I was in the right place.
So with my slight nervous shake and rapid heartbeat, I engaged once again, now a few years older and, ideally, a wee bit wiser.
I hugged numerous people. Held hands with someone as we talked about our families, used one’s thigh as a pillow, even had a thumb war or two with some folk. Every act of touch needs to be mutually agreed upon and any touch whatsoever requires permission. It is expressly non-sexual, while even the issue of, “What if something suddenly pops up?” is addressed and the best ways to appropriately deal with any “rising” concerns.
I certainly cannot speak for everyone, yet for me, these events are very strange and highly unusual –kinda like me.
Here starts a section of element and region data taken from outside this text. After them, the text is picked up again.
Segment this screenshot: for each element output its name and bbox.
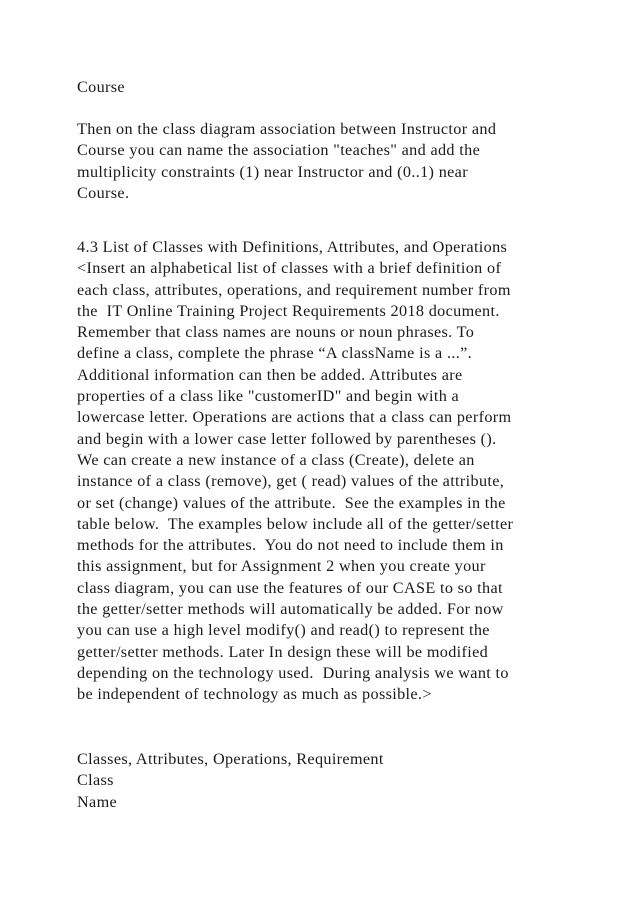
text-line: or set (change) values of the attribute. See the examples in the xyxy=(77,493,506,512)
text-line: table below. The examples below include all of the getter/setter xyxy=(77,514,514,533)
text-line: this assignment, but for Assignment 2 when you create your xyxy=(77,557,486,576)
text-line: the IT Online Training Project Requirements 2018 document. xyxy=(77,301,500,320)
text-line: you can use a high level modify() and read() to represent the xyxy=(77,621,490,640)
text-line: each class, attributes, operations, and requirement number from xyxy=(77,280,511,299)
course-heading xyxy=(77,77,597,98)
text-line: and begin with a lower case letter followed by parentheses (). xyxy=(77,429,497,448)
text-line: be independent of technology as much as possible.> xyxy=(77,685,432,704)
table-title-line: Classes, Attributes, Operations, Requirement xyxy=(77,750,384,768)
text-line: depending on the technology used. During analysis we want to xyxy=(77,663,509,682)
text-line: instance of a class (remove), get ( read) values of the attribute, xyxy=(77,472,505,491)
text-line: Then on the class diagram association between Instructor and xyxy=(77,120,497,138)
text-line: lowercase letter. Operations are actions that a class can perform xyxy=(77,408,512,427)
text-line: We can create a new instance of a class (Create), delete an xyxy=(77,450,475,469)
text-line: getter/setter methods. Later In design these will be modified xyxy=(77,642,489,661)
text-line: Remember that class names are nouns or noun phrases. To xyxy=(77,323,475,342)
text-line: the getter/setter methods will automatically be added. For now xyxy=(77,600,504,619)
text-line: <Insert an alphabetical list of classes with a brief definition of xyxy=(77,259,502,278)
text-line: properties of a class like "customerID" and begin with a xyxy=(77,387,460,406)
section-heading-line: 4.3 List of Classes with Definitions, Attributes, and Operations xyxy=(77,238,508,256)
table-column-name: Name xyxy=(77,792,118,811)
association-paragraph xyxy=(77,119,597,204)
table-column-class: Class xyxy=(77,771,114,790)
text-line: define a class, complete the phrase “A className is a ...”. xyxy=(77,344,473,363)
table-heading-block xyxy=(77,749,597,813)
text-line: multiplicity constraints (1) near Instructor and (0..1) near xyxy=(77,162,468,181)
text-line: Course xyxy=(77,78,125,96)
text-line: methods for the attributes. You do not need to include them in xyxy=(77,536,504,555)
text-line: Course you can name the association "teaches" and add the xyxy=(77,141,481,160)
text-line: class diagram, you can use the features of our CASE to so that xyxy=(77,578,503,597)
text-line: Course. xyxy=(77,183,130,202)
text-line: Additional information can then be added. Attributes are xyxy=(77,365,463,384)
classes-instructions-paragraph xyxy=(77,237,597,706)
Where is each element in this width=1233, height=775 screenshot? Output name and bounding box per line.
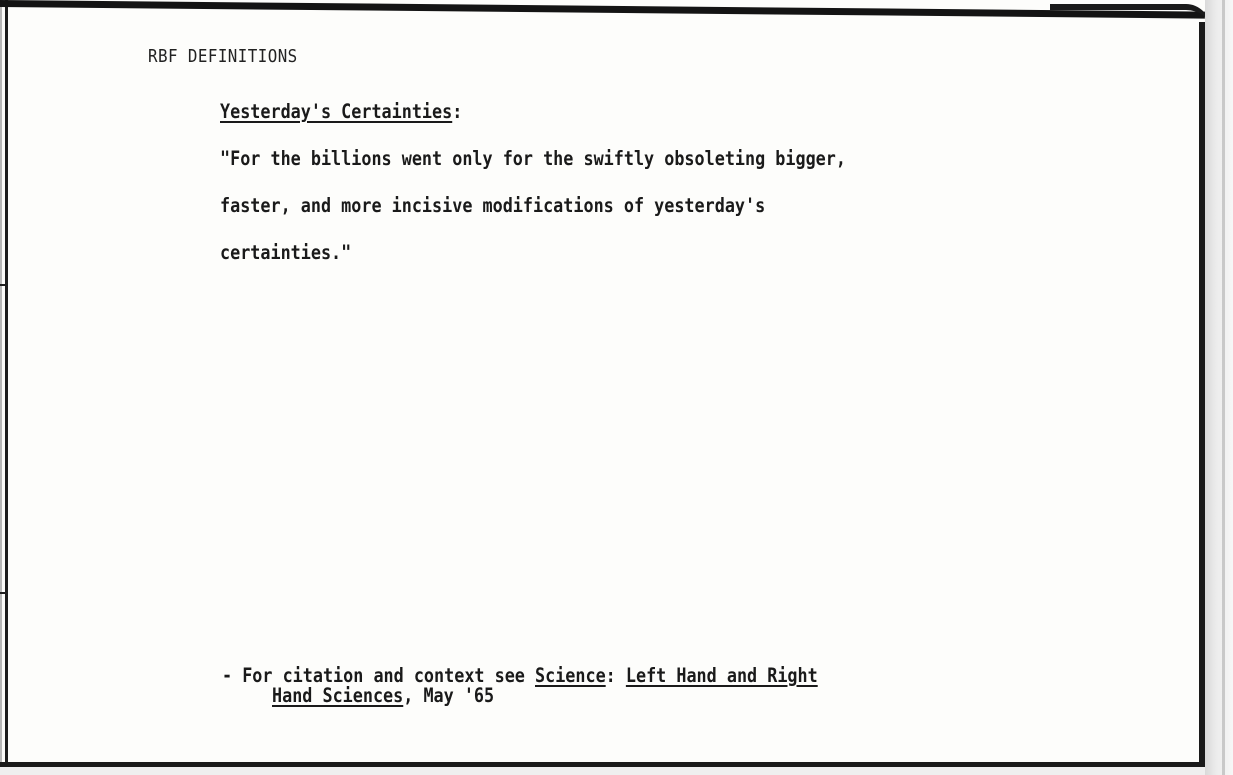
citation-source: Science	[534, 664, 606, 687]
page-heading: RBF DEFINITIONS	[148, 46, 298, 67]
card-top-right-corner	[1050, 4, 1210, 28]
citation-title-part-2: Hand Sciences	[272, 684, 404, 707]
card-bottom-shade	[0, 767, 1205, 775]
card-left-edge-shadow	[0, 0, 2, 775]
citation-title-part-1: Left Hand and Right	[625, 664, 818, 687]
quote-line-2: faster, and more incisive modifications of yesterday's	[220, 194, 766, 217]
quote-line-1: "For the billions went only for the swiftly obsoleting bigger,	[220, 147, 846, 170]
citation-prefix: - For citation and context see	[222, 664, 535, 687]
card-edge-tick	[0, 284, 7, 286]
definition-term-title: Yesterday's Certainties	[220, 100, 453, 123]
quote-line-3: certainties."	[220, 241, 352, 264]
card-right-border	[1199, 22, 1205, 775]
card-left-border	[5, 0, 8, 775]
card-top-border	[0, 0, 1205, 19]
card-right-shadow	[1205, 0, 1233, 775]
card-edge-tick	[0, 592, 7, 594]
citation-date: , May '65	[403, 684, 495, 707]
card-right-shadow-strip	[1222, 0, 1225, 775]
citation-separator: :	[605, 664, 626, 687]
definition-term-colon: :	[452, 100, 463, 123]
definition-term	[220, 100, 462, 123]
citation-line-2	[272, 684, 494, 707]
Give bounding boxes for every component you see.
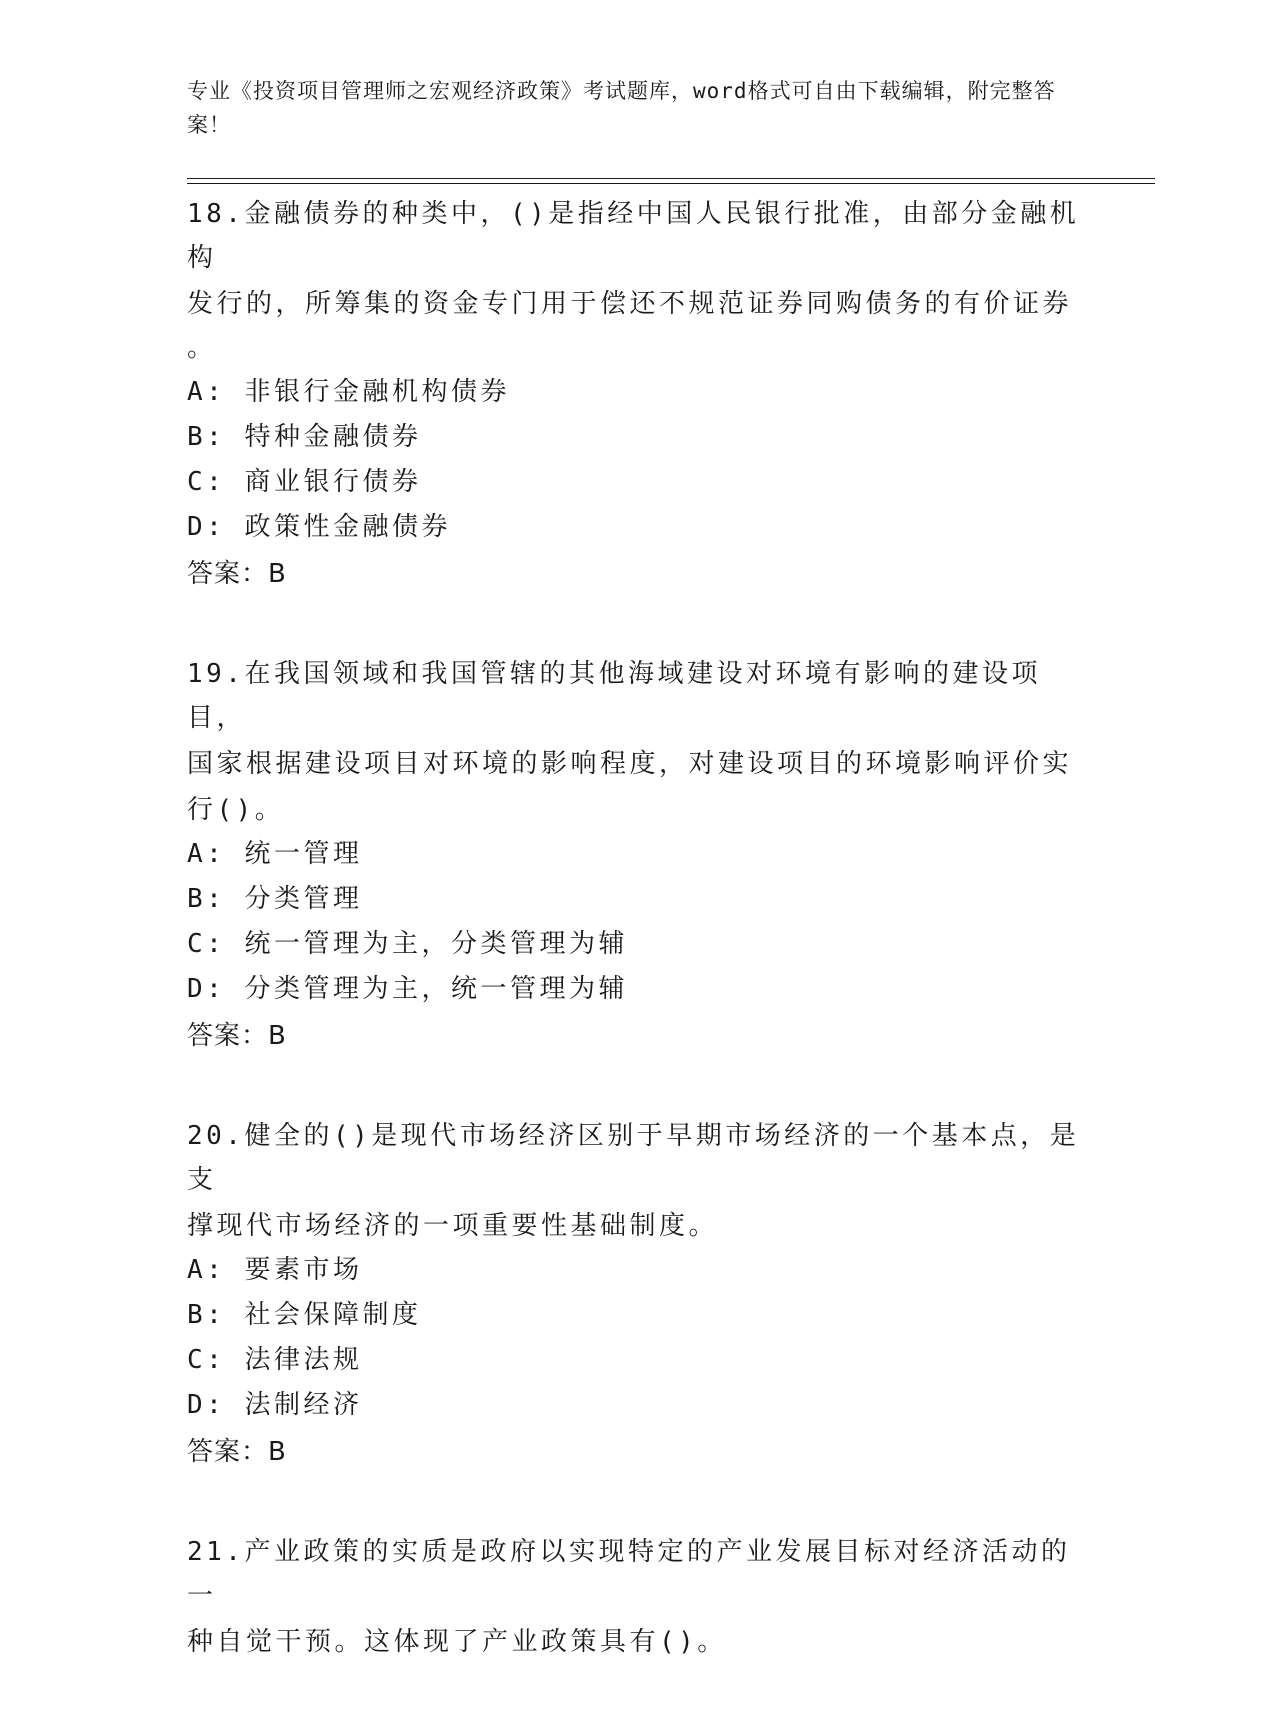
- question-19: [187, 650, 1087, 1060]
- question-text-line: 21.产业政策的实质是政府以实现特定的产业发展目标对经济活动的一: [187, 1537, 1071, 1611]
- question-text-line: 撑现代市场经济的一项重要性基础制度。: [187, 1211, 719, 1241]
- option-d: D: 分类管理为主，统一管理为辅: [187, 974, 628, 1004]
- question-text-line: 发行的，所筹集的资金专门用于偿还不规范证券同购债务的有价证券: [187, 289, 1073, 319]
- question-text-line: 20.健全的()是现代市场经济区别于早期市场经济的一个基本点，是支: [187, 1121, 1080, 1195]
- option-d: D: 政策性金融债券: [187, 512, 451, 542]
- question-text-line: 18.金融债券的种类中，()是指经中国人民银行批准，由部分金融机构: [187, 199, 1080, 273]
- question-text-line: 国家根据建设项目对环境的影响程度，对建设项目的环境影响评价实: [187, 749, 1073, 779]
- option-c: C: 法律法规: [187, 1345, 363, 1375]
- header-rule-top: [187, 178, 1155, 179]
- question-18: [187, 190, 1087, 598]
- question-20: [187, 1112, 1087, 1476]
- option-c: C: 商业银行债券: [187, 467, 422, 497]
- answer-line: 答案：B: [187, 1437, 287, 1467]
- question-text-line: 行()。: [187, 795, 285, 825]
- header-rule-bottom: [187, 183, 1155, 184]
- question-text-line: 。: [187, 333, 214, 363]
- option-b: B: 分类管理: [187, 884, 363, 914]
- question-list: [187, 190, 1087, 1716]
- option-b: B: 特种金融债券: [187, 422, 422, 452]
- option-b: B: 社会保障制度: [187, 1300, 422, 1330]
- option-c: C: 统一管理为主，分类管理为辅: [187, 929, 628, 959]
- question-text-line: 种自觉干预。这体现了产业政策具有()。: [187, 1627, 727, 1657]
- question-text-line: 19.在我国领域和我国管辖的其他海域建设对环境有影响的建设项目，: [187, 659, 1041, 733]
- option-a: A: 要素市场: [187, 1255, 363, 1285]
- option-d: D: 法制经济: [187, 1390, 363, 1420]
- option-a: A: 统一管理: [187, 839, 363, 869]
- answer-line: 答案：B: [187, 1021, 287, 1051]
- option-a: A: 非银行金融机构债券: [187, 377, 510, 407]
- question-21: [187, 1528, 1087, 1664]
- answer-line: 答案：B: [187, 559, 287, 589]
- document-header: 专业《投资项目管理师之宏观经济政策》考试题库，word格式可自由下载编辑，附完整答案！: [187, 79, 1056, 137]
I left the event relatively unscathed and realized that I am certainly cementing myself as the “older guy” at many gatherings in my life. I suppose that being the older gent does have its perks…such as really not giving a shit about saving face and caring what others might think. TOFTS (Too Old For This Shit).
However, what did not strike me that day hit me like a sledge hammer later that same evening.
We had a small gathering of people over to watch my son’s film, “Going To Nepal With A Camera On My Forehead.” In this moving documentary about people, cultures and countries coming together in love, in times of both peace and crisis, the film struck me in a way it has never struck me in the half a dozen or so times I have viewed it. My son just happened to be in Nepal and filming when the April 2015, 7.9 earthquake hit the country, and is all documented in this film.
Perhaps it was the intimacy of touch and human connection I experienced that day on the beach that put me in a connected place of insight and vulnerability that evening. I literally reached out and touched others as we expressed our lives, frailties and general bullshit we humans tend to carry with us on a daily basis.
As I watched humanity connect with each other on the screen that evening- people helping people, the healthy helping the sick, the “haves” pouring out their resources on the “have nots,” the resonance of my own day came into focus.
I was connected.
And I felt it.
I cried over the beauty of humanity reaching out and touching each other in love during a time of great need.
And it felt really good to understand the power of both literal and figurative touch.
I knew there was a reason that gnawing chip inside of me would not let me sit this one out.
We all have a surplus of touch currency and what a shame to let it go to waste.
And, on this day, I felt to be a richer man for it.